Above all, it has challenged human consciousness, at the level of individual human beings and at the social level, calling into question assumptions about stability and security, progress and the ambiguous hegemony of natural science and technology. It has generated a sense of the beginning of a new world, reminiscent of the period following the end of the Roman Empire in the late-fifth century and the period following European intrusion into the American continent in 1492, which revealed the existence of well-established civilisations and societies in what was immediately seen as a New World.

It is a remarkable and heartening fact that, over recent decades, writers on international law, especially younger writers, had already begun to think creatively and laterally about the problematic nature of traditional international law and its failure to establish an adequate version of the Rule of Law in international society.

International evils of every kind continue unabated, including war and crimes against humanity, gross and persistent violations of human rights and, the most delicate problem, the co-existence of social systems that are grossly unequal in their human content, even if international law decrees them to be sovereign and equal, whatever the degree of oppression and exploitation of their citizens.  
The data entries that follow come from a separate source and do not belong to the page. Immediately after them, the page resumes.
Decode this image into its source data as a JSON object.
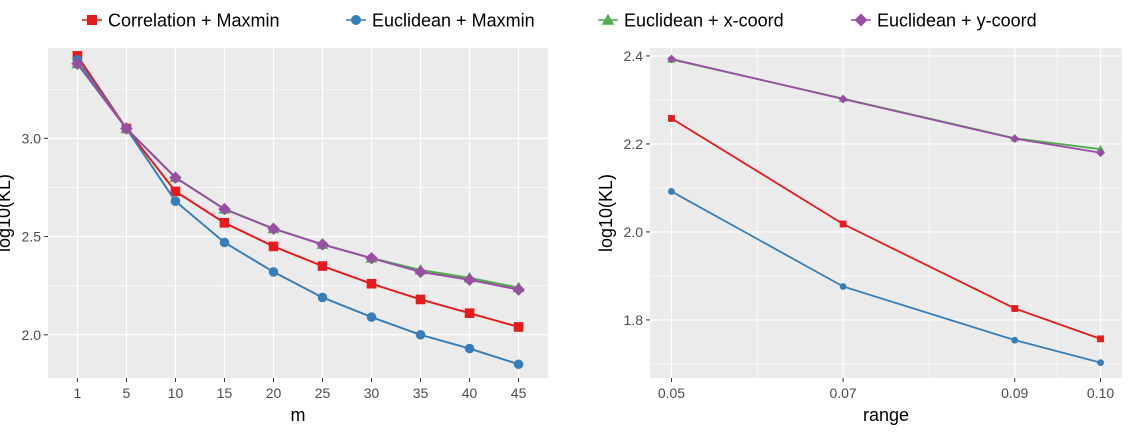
{
  "legend": [
    {
      "name": "Correlation + Maxmin",
      "color": "#e41a1c",
      "marker": "square"
    },
    {
      "name": "Euclidean + Maxmin",
      "color": "#377eb8",
      "marker": "circle"
    },
    {
      "name": "Euclidean + x-coord",
      "color": "#4daf4a",
      "marker": "triangle"
    },
    {
      "name": "Euclidean + y-coord",
      "color": "#984ea3",
      "marker": "diamond"
    }
  ],
  "chart_data": [
    {
      "type": "line",
      "xlabel": "m",
      "ylabel": "log10(KL)",
      "x_scale": "categorical",
      "categories": [
        "1",
        "5",
        "10",
        "15",
        "20",
        "25",
        "30",
        "35",
        "40",
        "45"
      ],
      "yticks": [
        "2.0",
        "2.5",
        "3.0"
      ],
      "ylim": [
        1.78,
        3.46
      ],
      "grid": true,
      "legend_position": "top",
      "series": [
        {
          "name": "Correlation + Maxmin",
          "values": [
            3.42,
            3.05,
            2.73,
            2.57,
            2.45,
            2.35,
            2.26,
            2.18,
            2.11,
            2.04
          ]
        },
        {
          "name": "Euclidean + Maxmin",
          "values": [
            3.4,
            3.05,
            2.68,
            2.47,
            2.32,
            2.19,
            2.09,
            2.0,
            1.93,
            1.85
          ]
        },
        {
          "name": "Euclidean + x-coord",
          "values": [
            3.38,
            3.05,
            2.8,
            2.64,
            2.54,
            2.46,
            2.39,
            2.33,
            2.29,
            2.24
          ]
        },
        {
          "name": "Euclidean + y-coord",
          "values": [
            3.38,
            3.05,
            2.8,
            2.64,
            2.54,
            2.46,
            2.39,
            2.32,
            2.28,
            2.23
          ]
        }
      ]
    },
    {
      "type": "line",
      "xlabel": "range",
      "ylabel": "log10(KL)",
      "x_scale": "numeric",
      "x": [
        0.05,
        0.07,
        0.09,
        0.1
      ],
      "xticks": [
        "0.05",
        "0.07",
        "0.09",
        "0.10"
      ],
      "yticks": [
        "1.8",
        "2.0",
        "2.2",
        "2.4"
      ],
      "xlim": [
        0.0475,
        0.1025
      ],
      "ylim": [
        1.668,
        2.418
      ],
      "grid": true,
      "series": [
        {
          "name": "Correlation + Maxmin",
          "values": [
            2.258,
            2.018,
            1.826,
            1.757
          ]
        },
        {
          "name": "Euclidean + Maxmin",
          "values": [
            2.092,
            1.876,
            1.754,
            1.703
          ]
        },
        {
          "name": "Euclidean + x-coord",
          "values": [
            2.392,
            2.303,
            2.213,
            2.188
          ]
        },
        {
          "name": "Euclidean + y-coord",
          "values": [
            2.393,
            2.302,
            2.212,
            2.18
          ]
        }
      ]
    }
  ]
}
The international scene continues to be dominated by governments, and by globally powerful economic actors under the protection of governments, while the citizens of the world can only watch the games played by the holders of ultimate power, knowing that there is very little they can do to civilise them, let alone to humanise them.

In my own work I have suggested a four-step process to get from here to there, to a better human world.

The first step is to re-imagine international law as the law of international society, that is to say, the law of the society of all human societies and all human beings. That was the purpose of my book called Eunomia, New Order for a New World. The second step is to diagnose critically the current state of the human world and the current state of international law and international organisation. That was the purpose of my book called The Health of Nations. Society and Law beyond the State.  

The third step is to review the inherited work of the human mind, over the course of almost three thousand years, on human society and the good life.   That was the purpose of my book called Eutopia. New Law and New Philosophy for a Troubled World. The fourth step is to show what a new human world might look like and how, in reasonably realistic ways, we might set about achieving it. That is the purpose of my novel, admittedly a work of pure fiction, called Eusophia. A New Future for Humanity. Human history is a history of the exploitation of the many by the few.  That need not be the story of the human future.

Needless to say, I do not expect that other creative thinkers about the awful problems of the human world will necessarily follow the same route. My purpose, at the end of the intellectually productive part of my own life, is to help younger writers to have the courage to think big and think daringly about international law generally and about the particular areas of international law which are their speciality. The pandemic has made such work not only topical but also more vital than ever.